A PEC 287/16 “(reforma da previdência”) tem o objetivo declarado de trazer sustentabilidade financeira para o RGPS, os RPPS e para o BPC, adequando-os à transição demográfica. A PEC 287/16 também visa a unificar as regras para concessão de aposentadoria dos RPPS  e dos RGPS dos servidores civis, d o setor urbano e rural, homens e mulheres, além de reformular o BPC. Os servidores públicos militares não estão contemplados pela PEC 287/16, pois a previdência dos militares é disciplinada por normas infraconstitucionais.

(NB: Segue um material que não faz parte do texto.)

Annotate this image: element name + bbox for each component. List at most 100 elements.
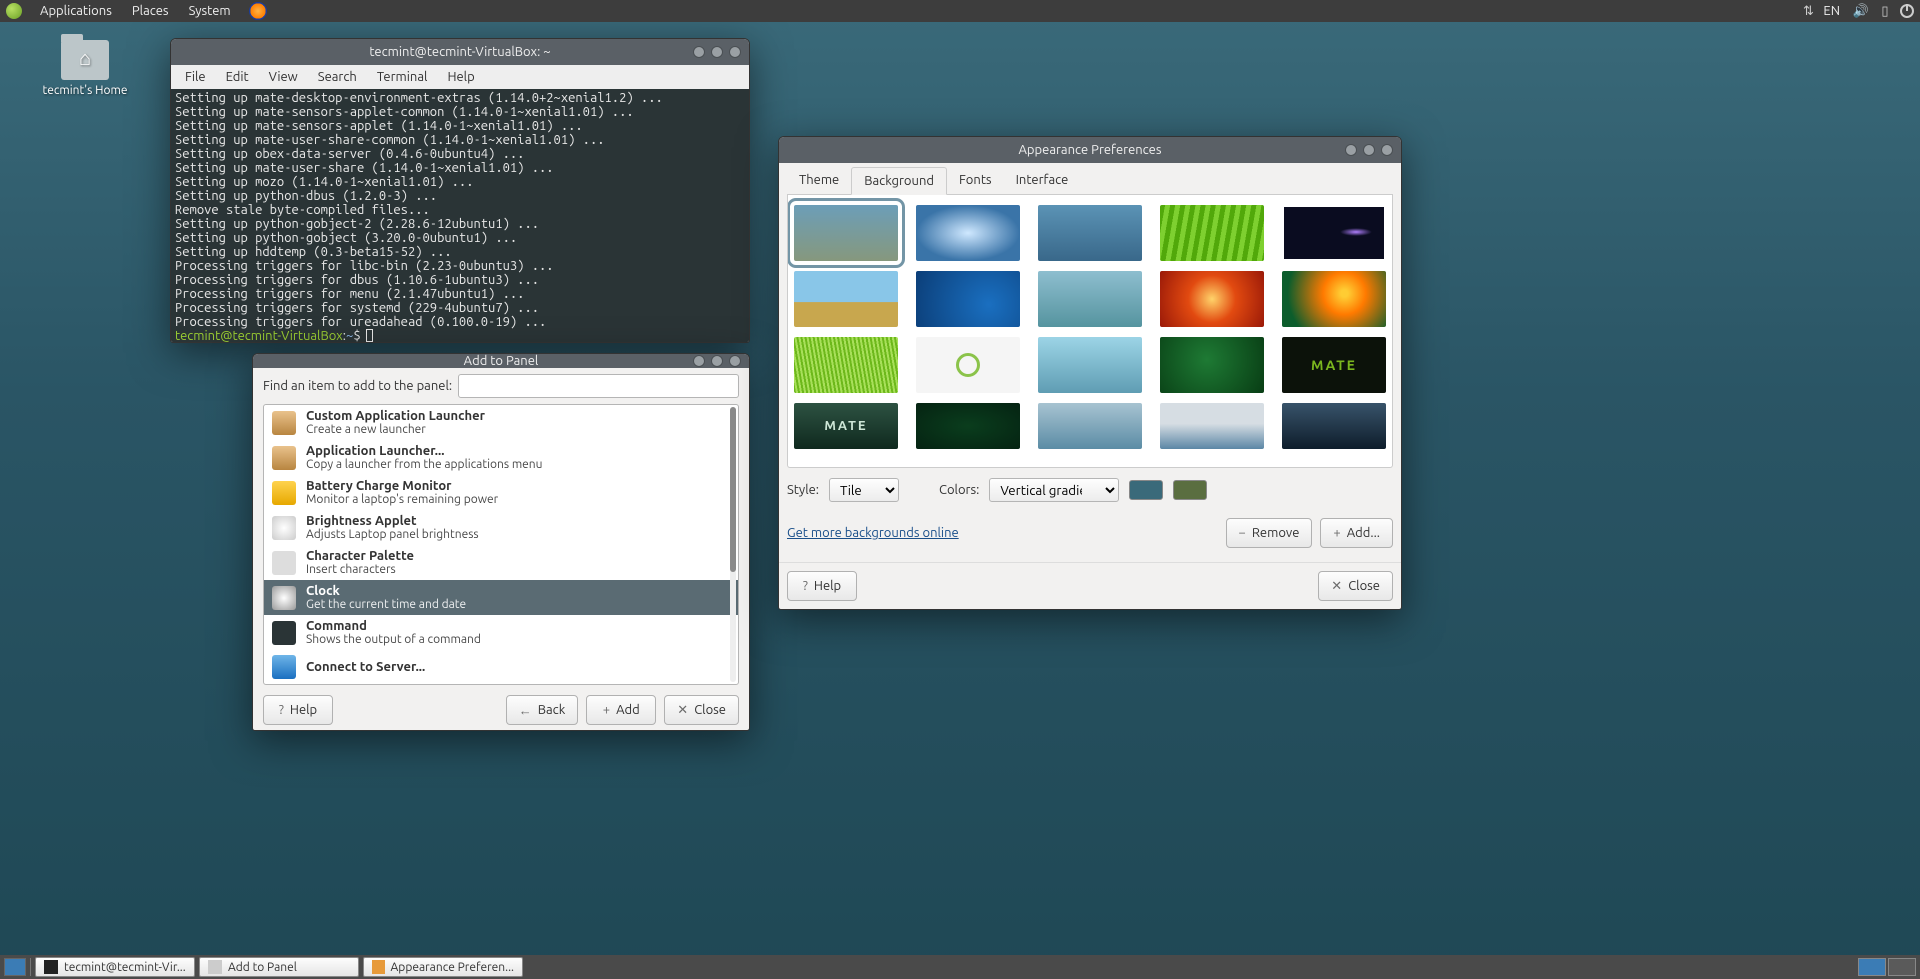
brightness-icon	[272, 516, 296, 540]
applet-row[interactable]: Application Launcher...Copy a launcher f…	[264, 440, 738, 475]
menu-applications[interactable]: Applications	[30, 4, 122, 18]
maximize-icon[interactable]	[1363, 144, 1375, 156]
applet-row[interactable]: Brightness AppletAdjusts Laptop panel br…	[264, 510, 738, 545]
mate-logo-icon[interactable]	[6, 3, 22, 19]
applet-row[interactable]: Battery Charge MonitorMonitor a laptop's…	[264, 475, 738, 510]
term-menu-edit[interactable]: Edit	[216, 70, 259, 84]
taskbar-item-addpanel[interactable]: Add to Panel	[199, 957, 359, 977]
remove-button[interactable]: −Remove	[1226, 518, 1313, 548]
close-icon[interactable]	[729, 46, 741, 58]
menu-places[interactable]: Places	[122, 4, 179, 18]
help-icon: ?	[279, 703, 284, 717]
tab-fonts[interactable]: Fonts	[947, 167, 1004, 195]
addpanel-titlebar[interactable]: Add to Panel	[253, 354, 749, 368]
wallpaper-thumb[interactable]	[1282, 205, 1386, 261]
top-panel: Applications Places System ⇅ EN 🔊 ▯	[0, 0, 1920, 22]
term-menu-view[interactable]: View	[259, 70, 308, 84]
firefox-icon[interactable]	[249, 2, 267, 20]
wallpaper-thumb[interactable]	[1160, 403, 1264, 449]
term-menu-terminal[interactable]: Terminal	[367, 70, 438, 84]
taskbar-item-terminal[interactable]: tecmint@tecmint-Vir...	[35, 957, 195, 977]
wallpaper-thumb[interactable]	[1282, 337, 1386, 393]
terminal-window: tecmint@tecmint-VirtualBox: ~ File Edit …	[170, 38, 750, 343]
battery-icon	[272, 481, 296, 505]
term-menu-help[interactable]: Help	[437, 70, 484, 84]
appearance-window: Appearance Preferences Theme Background …	[778, 136, 1402, 610]
applet-row[interactable]: Character PaletteInsert characters	[264, 545, 738, 580]
tab-interface[interactable]: Interface	[1004, 167, 1081, 195]
volume-icon[interactable]: 🔊	[1852, 2, 1870, 20]
maximize-icon[interactable]	[711, 46, 723, 58]
applet-desc: Copy a launcher from the applications me…	[306, 458, 730, 471]
maximize-icon[interactable]	[711, 355, 723, 367]
keyboard-lang[interactable]: EN	[1823, 4, 1840, 18]
show-desktop-icon[interactable]	[4, 958, 26, 976]
applet-title: Command	[306, 619, 730, 633]
colors-select[interactable]: Vertical gradient	[989, 478, 1119, 502]
term-menu-file[interactable]: File	[175, 70, 216, 84]
appearance-titlebar[interactable]: Appearance Preferences	[779, 137, 1401, 163]
scrollbar[interactable]	[730, 407, 736, 682]
wallpaper-thumb[interactable]	[794, 271, 898, 327]
close-icon[interactable]	[729, 355, 741, 367]
applet-row[interactable]: Custom Application LauncherCreate a new …	[264, 405, 738, 440]
wallpaper-thumb[interactable]	[1038, 337, 1142, 393]
wallpaper-thumb[interactable]	[1038, 403, 1142, 449]
help-button[interactable]: ?Help	[263, 695, 333, 725]
workspace-2[interactable]	[1888, 958, 1916, 976]
connect-icon	[272, 655, 296, 679]
wallpaper-thumb[interactable]	[1160, 205, 1264, 261]
close-button[interactable]: ✕Close	[664, 695, 739, 725]
applet-row[interactable]: ClockGet the current time and date	[264, 580, 738, 615]
close-icon[interactable]	[1381, 144, 1393, 156]
color-swatch-primary[interactable]	[1129, 480, 1163, 500]
wallpaper-thumb[interactable]	[916, 205, 1020, 261]
help-icon: ?	[803, 579, 808, 593]
home-desktop-icon[interactable]: tecmint's Home	[40, 40, 130, 97]
back-button[interactable]: ←Back	[506, 695, 579, 725]
applet-title: Clock	[306, 584, 730, 598]
workspace-1[interactable]	[1858, 958, 1886, 976]
wallpaper-thumb[interactable]	[1038, 205, 1142, 261]
applet-list[interactable]: Custom Application LauncherCreate a new …	[263, 404, 739, 685]
wallpaper-thumb[interactable]	[794, 403, 898, 449]
plus-icon: +	[603, 703, 610, 717]
menu-system[interactable]: System	[179, 4, 241, 18]
wallpaper-thumb[interactable]	[1282, 271, 1386, 327]
find-label: Find an item to add to the panel:	[263, 379, 452, 393]
terminal-titlebar[interactable]: tecmint@tecmint-VirtualBox: ~	[171, 39, 749, 65]
workspace-switcher[interactable]	[1858, 958, 1916, 976]
power-icon[interactable]	[1900, 4, 1914, 18]
add-button[interactable]: +Add	[586, 695, 656, 725]
battery-tray-icon[interactable]: ▯	[1876, 2, 1894, 20]
more-backgrounds-link[interactable]: Get more backgrounds online	[787, 526, 959, 540]
taskbar-item-appearance[interactable]: Appearance Preferen...	[363, 957, 523, 977]
applet-row[interactable]: CommandShows the output of a command	[264, 615, 738, 650]
tab-theme[interactable]: Theme	[787, 167, 851, 195]
minimize-icon[interactable]	[693, 355, 705, 367]
wallpaper-thumb[interactable]	[794, 337, 898, 393]
wallpaper-thumb[interactable]	[916, 271, 1020, 327]
wallpaper-thumb[interactable]	[916, 403, 1020, 449]
add-wallpaper-button[interactable]: +Add...	[1320, 518, 1393, 548]
minimize-icon[interactable]	[1345, 144, 1357, 156]
applet-desc: Get the current time and date	[306, 598, 730, 611]
addpanel-task-icon	[208, 960, 222, 974]
color-swatch-secondary[interactable]	[1173, 480, 1207, 500]
wallpaper-thumb[interactable]	[1160, 337, 1264, 393]
wallpaper-thumb[interactable]	[1282, 403, 1386, 449]
wallpaper-thumb[interactable]	[916, 337, 1020, 393]
close-button[interactable]: ✕Close	[1318, 571, 1393, 601]
wallpaper-thumb[interactable]	[1038, 271, 1142, 327]
terminal-body[interactable]: Setting up mate-desktop-environment-extr…	[171, 89, 749, 342]
wallpaper-thumb[interactable]	[794, 205, 898, 261]
minimize-icon[interactable]	[693, 46, 705, 58]
style-select[interactable]: Tile	[829, 478, 899, 502]
tab-background[interactable]: Background	[851, 167, 947, 195]
term-menu-search[interactable]: Search	[308, 70, 367, 84]
applet-row[interactable]: Connect to Server...	[264, 650, 738, 684]
wallpaper-thumb[interactable]	[1160, 271, 1264, 327]
find-input[interactable]	[458, 374, 739, 398]
help-button[interactable]: ?Help	[787, 571, 857, 601]
nm-applet-icon[interactable]: ⇅	[1799, 2, 1817, 20]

Pela reforma proposta, a aposentadoria poder-se-ia se dar em caso de incapacidade permanente para o trabalho (CF, art. 40, I para os RPPS e art. 201, I para o RGPS), voluntariamente após o atingimento cumulativo de 65 anos de idade e 25 anos de contribuição para a previdência (CF, art. 40, III para os RPPS e art. 201, § 7º para o RGPS) e, no caso de servidores públicos civis, compulsoriamente aos 75 anos de idade (CF, art. 40, III). Ficam extintas as aposentadorias especiais, como a de professores do ensino básico (CF, art. 40, §4º e art. 201, §1º), exceto para pessoas com deficiência e pessoas “cujas atividades sejam exercidas sob condições especiais que efetivamente prejudiquem a saúde, vedada a caracterização por categoria profissional ou ocupações”, tal como definido em lei complementar. Para pessoas com deficiência e quem desenvolve atividades prejudiciais à saúde, pode-se reduzir em até 10 anos a idade mínima e em até 5 anos o tempo de contribuição (CF, art. 40, §4º-A e art. 201, §1º-A).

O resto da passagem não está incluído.